There’s no expectation for the Fed to change the Fed Funds Rate after it adjourns tomorrow, but that doesn’t mean consumers in Munster Indiana should expect mortgage rates to remain unchanged, too.
To the contrary, mortgage rates tend to be volatile when the FOMC is meeting. This is because the FOMC issues a press release after each meeting and in that press release, it comments on the economy’s unique threats, strengths and weaknesses.
When the FOMC speaks, Wall Street listens.
The words of the Chairman Ben Bernanke’s press release will be dissected and analyzed. A single mention of higher-than-expected inflation levels, or better-than-expected growth, and traders will rush to dump their bond positions in favor of equities.
This has a negative effect on mortgage rates.
Conversely, if the Fed is sour on the economy, mortgage rates may fall.
We can’t know for sure what the Fed will say or do tomorrow afternoon so if you’re floating a mortgage rate and wondering whether to lock, the safe choice is to lock prior to 1:15 PM CST Wednesday.
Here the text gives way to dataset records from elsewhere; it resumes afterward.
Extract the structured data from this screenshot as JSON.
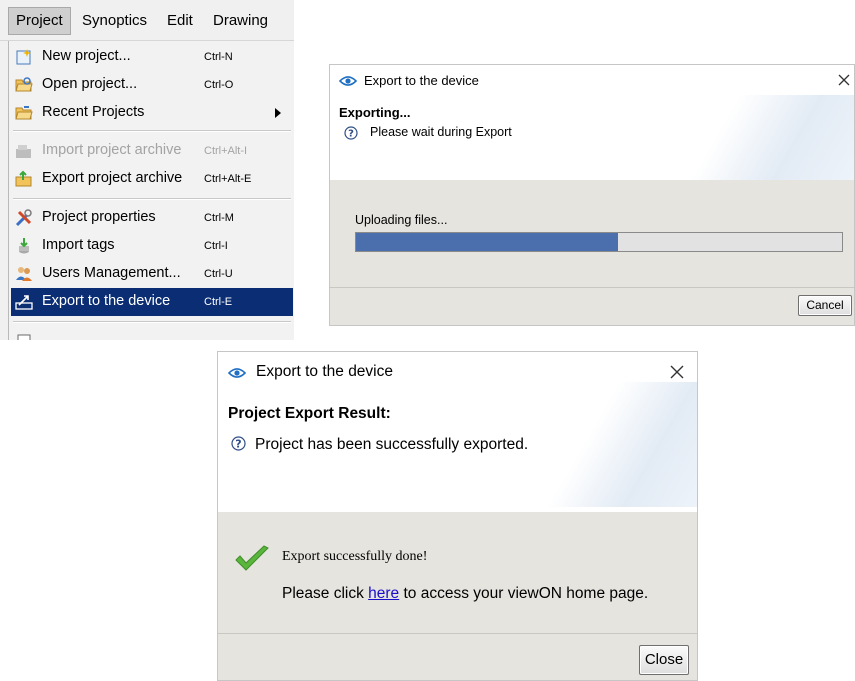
{
  "menubar": {
    "items": [
      {
        "label": "Project"
      },
      {
        "label": "Synoptics"
      },
      {
        "label": "Edit"
      },
      {
        "label": "Drawing"
      }
    ]
  },
  "project_menu": {
    "items": [
      {
        "label": "New project...",
        "shortcut": "Ctrl-N",
        "icon": "new-project-icon"
      },
      {
        "label": "Open project...",
        "shortcut": "Ctrl-O",
        "icon": "open-folder-icon"
      },
      {
        "label": "Recent Projects",
        "shortcut": "",
        "icon": "recent-folder-icon",
        "submenu": true
      },
      {
        "label": "Import project archive",
        "shortcut": "Ctrl+Alt-I",
        "icon": "import-archive-icon",
        "disabled": true
      },
      {
        "label": "Export project archive",
        "shortcut": "Ctrl+Alt-E",
        "icon": "export-archive-icon"
      },
      {
        "label": "Project properties",
        "shortcut": "Ctrl-M",
        "icon": "tools-icon"
      },
      {
        "label": "Import tags",
        "shortcut": "Ctrl-I",
        "icon": "import-tags-icon"
      },
      {
        "label": "Users Management...",
        "shortcut": "Ctrl-U",
        "icon": "users-icon"
      },
      {
        "label": "Export to the device",
        "shortcut": "Ctrl-E",
        "icon": "export-device-icon",
        "selected": true
      }
    ]
  },
  "export_progress_dialog": {
    "title": "Export to the device",
    "heading": "Exporting...",
    "message": "Please wait during Export",
    "status": "Uploading files...",
    "progress": 0.54,
    "cancel_label": "Cancel"
  },
  "export_result_dialog": {
    "title": "Export to the device",
    "heading": "Project Export Result:",
    "message": "Project has been successfully exported.",
    "success_text": "Export successfully done!",
    "link_prefix": "Please click ",
    "link_text": "here",
    "link_suffix": " to access your viewON home page.",
    "close_label": "Close"
  },
  "colors": {
    "selection": "#0a2d73",
    "progress_fill": "#4b6fad",
    "link": "#1a0dcc",
    "check": "#5ab53c"
  }
}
James, it’s an odd combination of economic factors right now. In my mind we’re improving ever so slightly … with very very slow job creation. But European debt (with scary prophetic implications for us) and this oil spill are helping these rates stay low abnormally long. How long though? I have two houses going now, and can’t lock the customers until 90 days out right? Crossing my fingers.